Duchesne has also appeared on a podcast hosted by far-right politician Faith Goldy.
Goldy, a former Toronto mayoral candidate, was recently kicked off Facebook and Instagram along with white nationalist Kevin Goudreau, far-right group Soldiers of Odin and one of its offshoots, Canadian Infidels, in an attempt to remove extremist groups and users that promote hate.
WATCH: A group of University of New Brunswick professors is speaking out against an alleged white supremacist
Duchesne, an immigrant from Puerto Rico, has denied that he is a white nationalist, maintained that he is entitled to “academic freedom” and suggested his classes are widely attended and provide students with new insights.
Last week, more than 100 faculty members signed a letter denouncing him for arguments about multiculturalism and immigration that they labelled “racist and without academic merit.”
The academics wrote: “Racism in the university causes real harm and undermines the rights of students and colleagues to a working and learning environment free from discrimination.”
Duchesne has been a professor in the department of social science at the university’s Saint John campus since 1995.
In the face of criticism from colleagues and the Canadian Historical Association, Duchesne said last week he had no intention of resigning.

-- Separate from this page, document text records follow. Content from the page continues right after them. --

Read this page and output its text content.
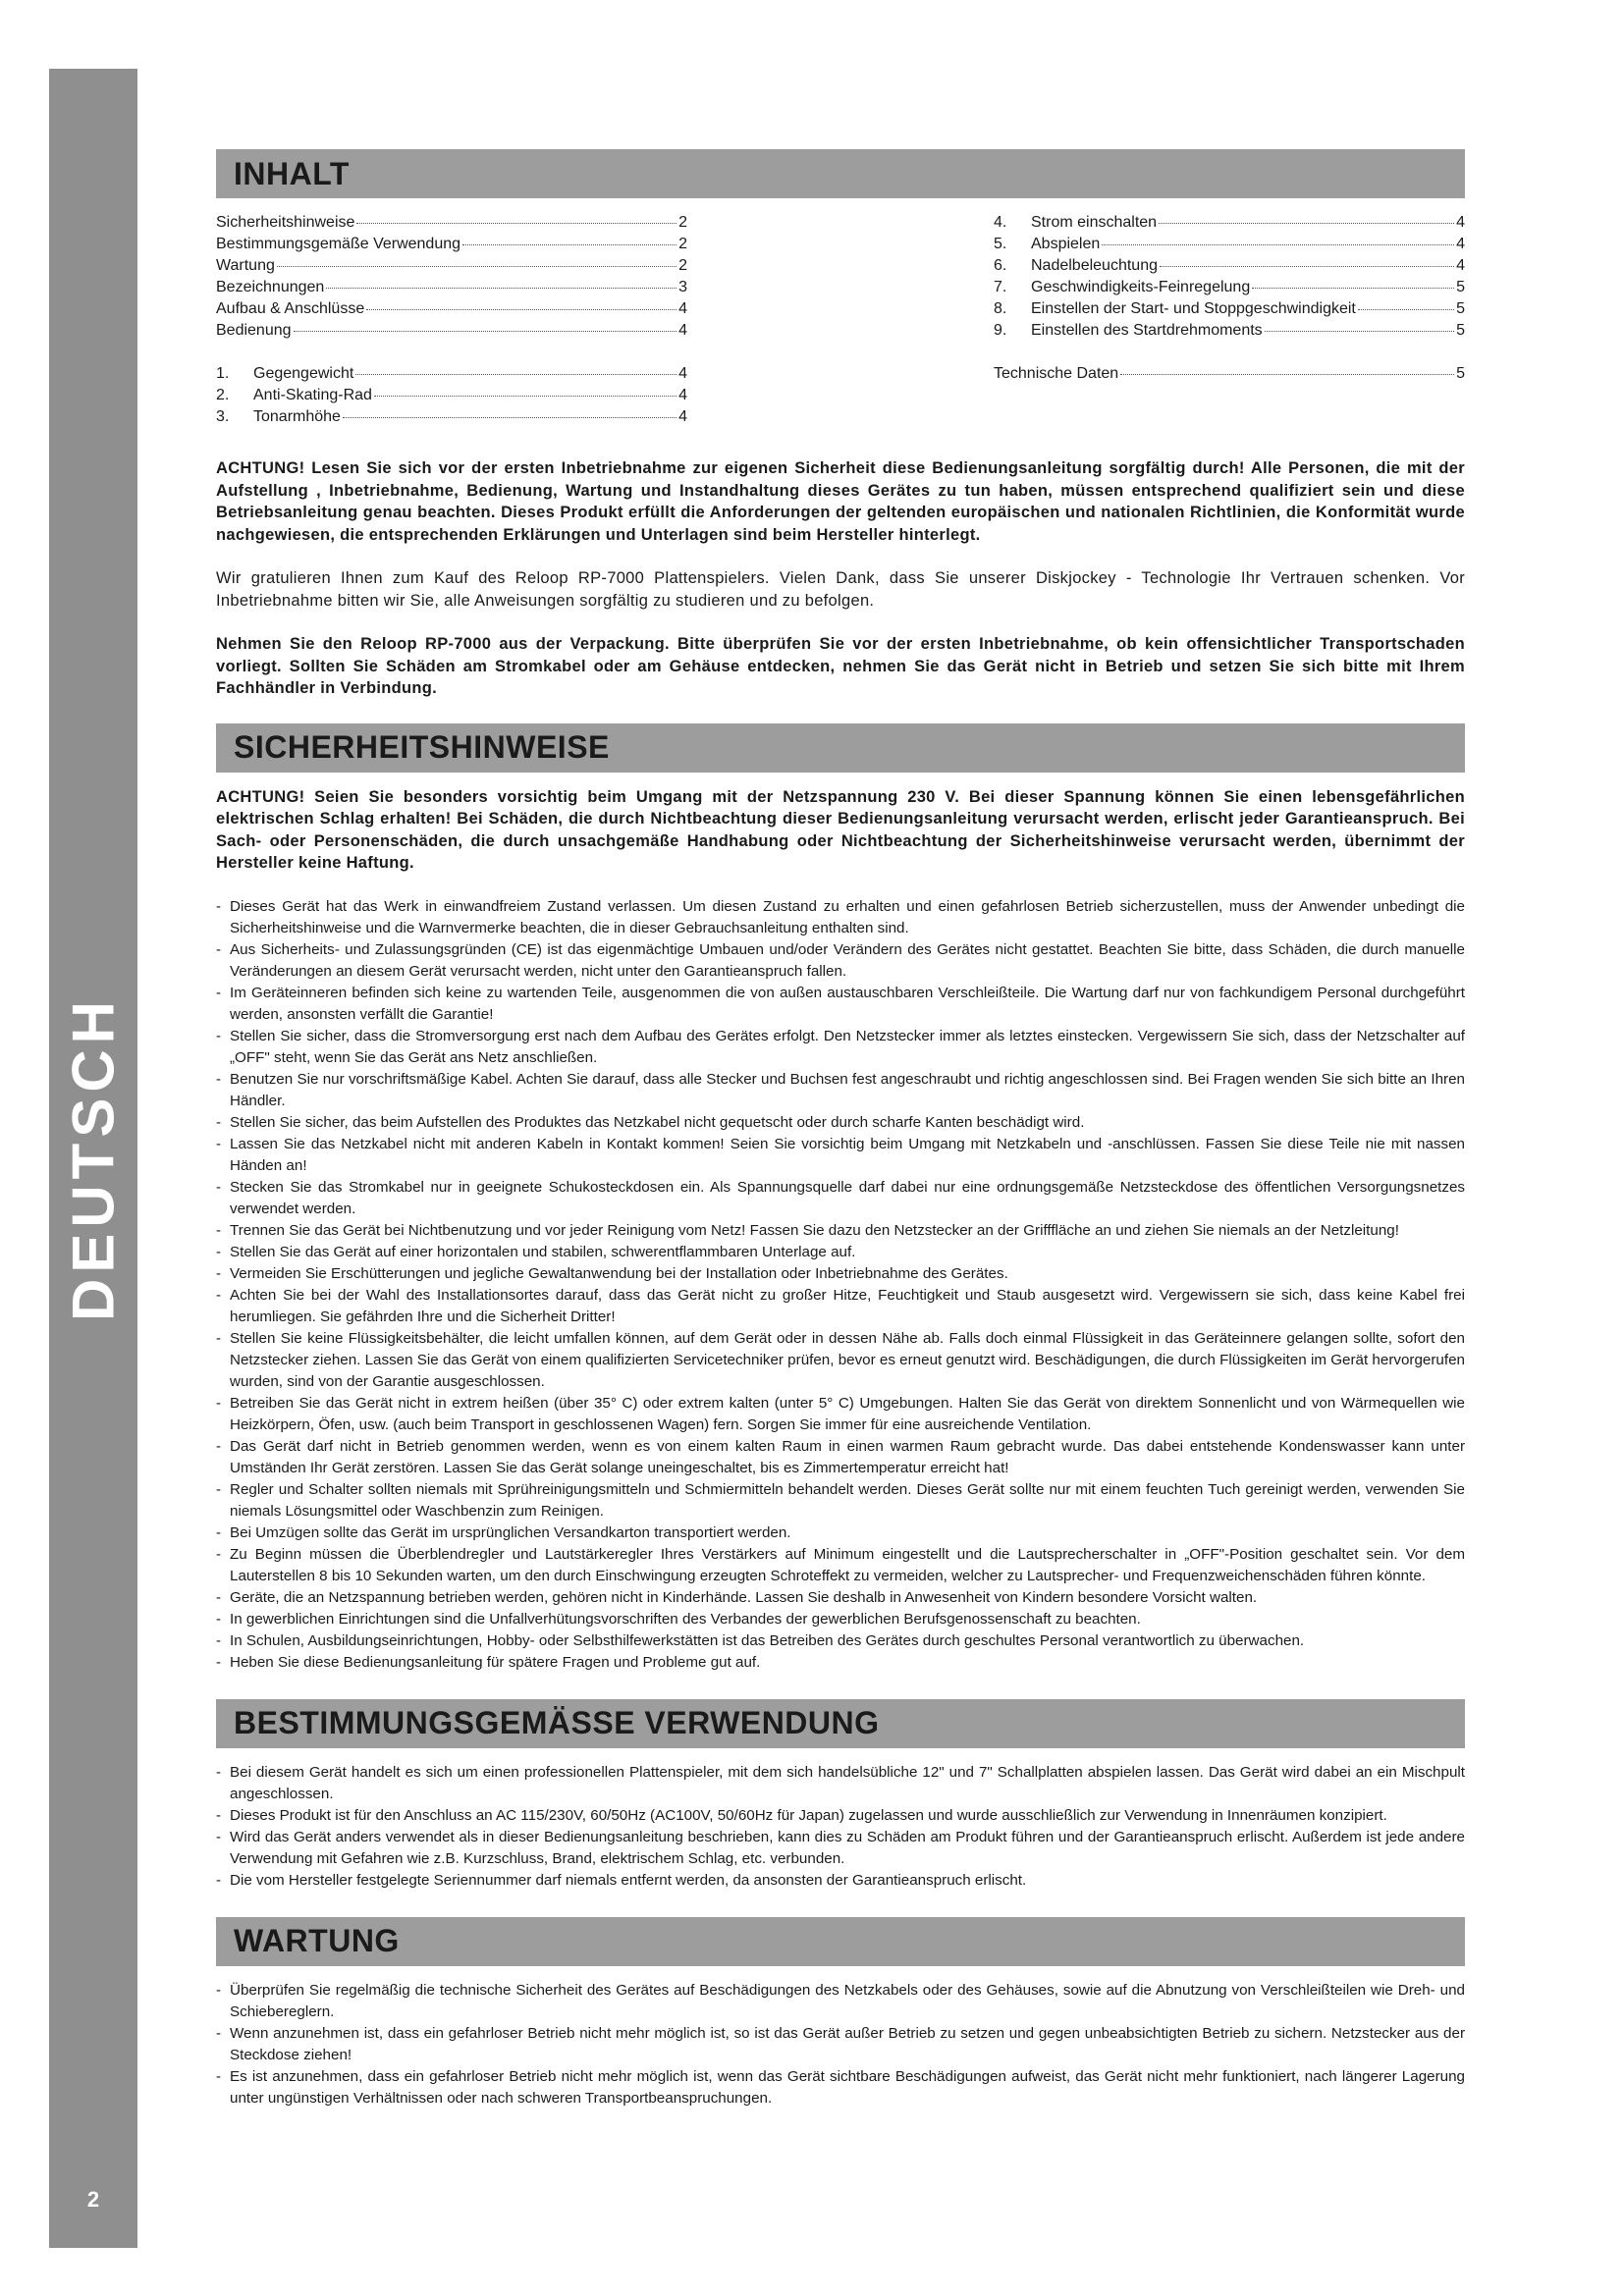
DEUTSCH
2
INHALT
Sicherheitshinweise	2
Bestimmungsgemäße Verwendung	2
Wartung	2
Bezeichnungen	3
Aufbau & Anschlüsse	4
Bedienung	4
1.	Gegengewicht	4
2.	Anti-Skating-Rad	4
3.	Tonarmhöhe	4
4.	Strom einschalten	4
5.	Abspielen	4
6.	Nadelbeleuchtung	4
7.	Geschwindigkeits-Feinregelung	5
8.	Einstellen der Start- und Stoppgeschwindigkeit	5
9.	Einstellen des Startdrehmoments	5
Technische Daten	5

ACHTUNG! Lesen Sie sich vor der ersten Inbetriebnahme zur eigenen Sicherheit diese Bedienungsanleitung sorgfältig durch! Alle Personen, die mit der Aufstellung , Inbetriebnahme, Bedienung, Wartung und Instandhaltung dieses Gerätes zu tun haben, müssen entsprechend qualifiziert sein und diese Betriebsanleitung genau beachten. Dieses Produkt erfüllt die Anforderungen der geltenden europäischen und nationalen Richtlinien, die Konformität wurde nachgewiesen, die entsprechenden Erklärungen und Unterlagen sind beim Hersteller hinterlegt.

Wir gratulieren Ihnen zum Kauf des Reloop RP-7000 Plattenspielers. Vielen Dank, dass Sie unserer Diskjockey - Technologie Ihr Vertrauen schenken. Vor Inbetriebnahme bitten wir Sie, alle Anweisungen sorgfältig zu studieren und zu befolgen.

Nehmen Sie den Reloop RP-7000 aus der Verpackung. Bitte überprüfen Sie vor der ersten Inbetriebnahme, ob kein offensichtlicher Transportschaden vorliegt. Sollten Sie Schäden am Stromkabel oder am Gehäuse entdecken, nehmen Sie das Gerät nicht in Betrieb und setzen Sie sich bitte mit Ihrem Fachhändler in Verbindung.

SICHERHEITSHINWEISE

ACHTUNG! Seien Sie besonders vorsichtig beim Umgang mit der Netzspannung 230 V. Bei dieser Spannung können Sie einen lebensgefährlichen elektrischen Schlag erhalten! Bei Schäden, die durch Nichtbeachtung dieser Bedienungsanleitung verursacht werden, erlischt jeder Garantieanspruch. Bei Sach- oder Personenschäden, die durch unsachgemäße Handhabung oder Nichtbeachtung der Sicherheitshinweise verursacht werden, übernimmt der Hersteller keine Haftung.

- Dieses Gerät hat das Werk in einwandfreiem Zustand verlassen. Um diesen Zustand zu erhalten und einen gefahrlosen Betrieb sicherzustellen, muss der Anwender unbedingt die Sicherheitshinweise und die Warnvermerke beachten, die in dieser Gebrauchsanleitung enthalten sind.
- Aus Sicherheits- und Zulassungsgründen (CE) ist das eigenmächtige Umbauen und/oder Verändern des Gerätes nicht gestattet. Beachten Sie bitte, dass Schäden, die durch manuelle Veränderungen an diesem Gerät verursacht werden, nicht unter den Garantieanspruch fallen.
- Im Geräteinneren befinden sich keine zu wartenden Teile, ausgenommen die von außen austauschbaren Verschleißteile. Die Wartung darf nur von fachkundigem Personal durchgeführt werden, ansonsten verfällt die Garantie!
- Stellen Sie sicher, dass die Stromversorgung erst nach dem Aufbau des Gerätes erfolgt. Den Netzstecker immer als letztes einstecken. Vergewissern Sie sich, dass der Netzschalter auf „OFF" steht, wenn Sie das Gerät ans Netz anschließen.
- Benutzen Sie nur vorschriftsmäßige Kabel. Achten Sie darauf, dass alle Stecker und Buchsen fest angeschraubt und richtig angeschlossen sind. Bei Fragen wenden Sie sich bitte an Ihren Händler.
- Stellen Sie sicher, das beim Aufstellen des Produktes das Netzkabel nicht gequetscht oder durch scharfe Kanten beschädigt wird.
- Lassen Sie das Netzkabel nicht mit anderen Kabeln in Kontakt kommen! Seien Sie vorsichtig beim Umgang mit Netzkabeln und -anschlüssen. Fassen Sie diese Teile nie mit nassen Händen an!
- Stecken Sie das Stromkabel nur in geeignete Schukosteckdosen ein. Als Spannungsquelle darf dabei nur eine ordnungsgemäße Netzsteckdose des öffentlichen Versorgungsnetzes verwendet werden.
- Trennen Sie das Gerät bei Nichtbenutzung und vor jeder Reinigung vom Netz! Fassen Sie dazu den Netzstecker an der Grifffläche an und ziehen Sie niemals an der Netzleitung!
- Stellen Sie das Gerät auf einer horizontalen und stabilen, schwerentflammbaren Unterlage auf.
- Vermeiden Sie Erschütterungen und jegliche Gewaltanwendung bei der Installation oder Inbetriebnahme des Gerätes.
- Achten Sie bei der Wahl des Installationsortes darauf, dass das Gerät nicht zu großer Hitze, Feuchtigkeit und Staub ausgesetzt wird. Vergewissern sie sich, dass keine Kabel frei herumliegen. Sie gefährden Ihre und die Sicherheit Dritter!
- Stellen Sie keine Flüssigkeitsbehälter, die leicht umfallen können, auf dem Gerät oder in dessen Nähe ab. Falls doch einmal Flüssigkeit in das Geräteinnere gelangen sollte, sofort den Netzstecker ziehen. Lassen Sie das Gerät von einem qualifizierten Servicetechniker prüfen, bevor es erneut genutzt wird. Beschädigungen, die durch Flüssigkeiten im Gerät hervorgerufen wurden, sind von der Garantie ausgeschlossen.
- Betreiben Sie das Gerät nicht in extrem heißen (über 35° C) oder extrem kalten (unter 5° C) Umgebungen. Halten Sie das Gerät von direktem Sonnenlicht und von Wärmequellen wie Heizkörpern, Öfen, usw. (auch beim Transport in geschlossenen Wagen) fern. Sorgen Sie immer für eine ausreichende Ventilation.
- Das Gerät darf nicht in Betrieb genommen werden, wenn es von einem kalten Raum in einen warmen Raum gebracht wurde. Das dabei entstehende Kondenswasser kann unter Umständen Ihr Gerät zerstören. Lassen Sie das Gerät solange uneingeschaltet, bis es Zimmertemperatur erreicht hat!
- Regler und Schalter sollten niemals mit Sprühreinigungsmitteln und Schmiermitteln behandelt werden. Dieses Gerät sollte nur mit einem feuchten Tuch gereinigt werden, verwenden Sie niemals Lösungsmittel oder Waschbenzin zum Reinigen.
- Bei Umzügen sollte das Gerät im ursprünglichen Versandkarton transportiert werden.
- Zu Beginn müssen die Überblendregler und Lautstärkeregler Ihres Verstärkers auf Minimum eingestellt und die Lautsprecherschalter in „OFF"-Position geschaltet sein. Vor dem Lauterstellen 8 bis 10 Sekunden warten, um den durch Einschwingung erzeugten Schroteffekt zu vermeiden, welcher zu Lautsprecher- und Frequenzweichenschäden führen könnte.
- Geräte, die an Netzspannung betrieben werden, gehören nicht in Kinderhände. Lassen Sie deshalb in Anwesenheit von Kindern besondere Vorsicht walten.
- In gewerblichen Einrichtungen sind die Unfallverhütungsvorschriften des Verbandes der gewerblichen Berufsgenossenschaft zu beachten.
- In Schulen, Ausbildungseinrichtungen, Hobby- oder Selbsthilfewerkstätten ist das Betreiben des Gerätes durch geschultes Personal verantwortlich zu überwachen.
- Heben Sie diese Bedienungsanleitung für spätere Fragen und Probleme gut auf.
BESTIMMUNGSGEMÄSSE VERWENDUNG
- Bei diesem Gerät handelt es sich um einen professionellen Plattenspieler, mit dem sich handelsübliche 12" und 7" Schallplatten abspielen lassen. Das Gerät wird dabei an ein Mischpult angeschlossen.
- Dieses Produkt ist für den Anschluss an AC 115/230V, 60/50Hz (AC100V, 50/60Hz für Japan) zugelassen und wurde ausschließlich zur Verwendung in Innenräumen konzipiert.
- Wird das Gerät anders verwendet als in dieser Bedienungsanleitung beschrieben, kann dies zu Schäden am Produkt führen und der Garantieanspruch erlischt. Außerdem ist jede andere Verwendung mit Gefahren wie z.B. Kurzschluss, Brand, elektrischem Schlag, etc. verbunden.
- Die vom Hersteller festgelegte Seriennummer darf niemals entfernt werden, da ansonsten der Garantieanspruch erlischt.
WARTUNG
- Überprüfen Sie regelmäßig die technische Sicherheit des Gerätes auf Beschädigungen des Netzkabels oder des Gehäuses, sowie auf die Abnutzung von Verschleißteilen wie Dreh- und Schiebereglern.
- Wenn anzunehmen ist, dass ein gefahrloser Betrieb nicht mehr möglich ist, so ist das Gerät außer Betrieb zu setzen und gegen unbeabsichtigten Betrieb zu sichern. Netzstecker aus der Steckdose ziehen!
- Es ist anzunehmen, dass ein gefahrloser Betrieb nicht mehr möglich ist, wenn das Gerät sichtbare Beschädigungen aufweist, das Gerät nicht mehr funktioniert, nach längerer Lagerung unter ungünstigen Verhältnissen oder nach schweren Transportbeanspruchungen.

“I haven’t done anything wrong, really,” he said in an interview with The Canadian Press. “I’m not racist or supremacist.”
On Tuesday, however, he said he is looking forward to early retirement. He said by email he plans to continue writing about “why European civilization was far more creative than all the other civilizations combined” and “why all European-created nations are being forced to diversify themselves through mass immigration.”
He criticized mainstream media for never allowing “critical thinking about the mandated ideology of diversity.”
UNB said it was reviewing his comments and appearances after they drew public condemnation in mid-May.
There is no word on the status of the review or whether it will continue with the announcement of Duchesne’s retirement.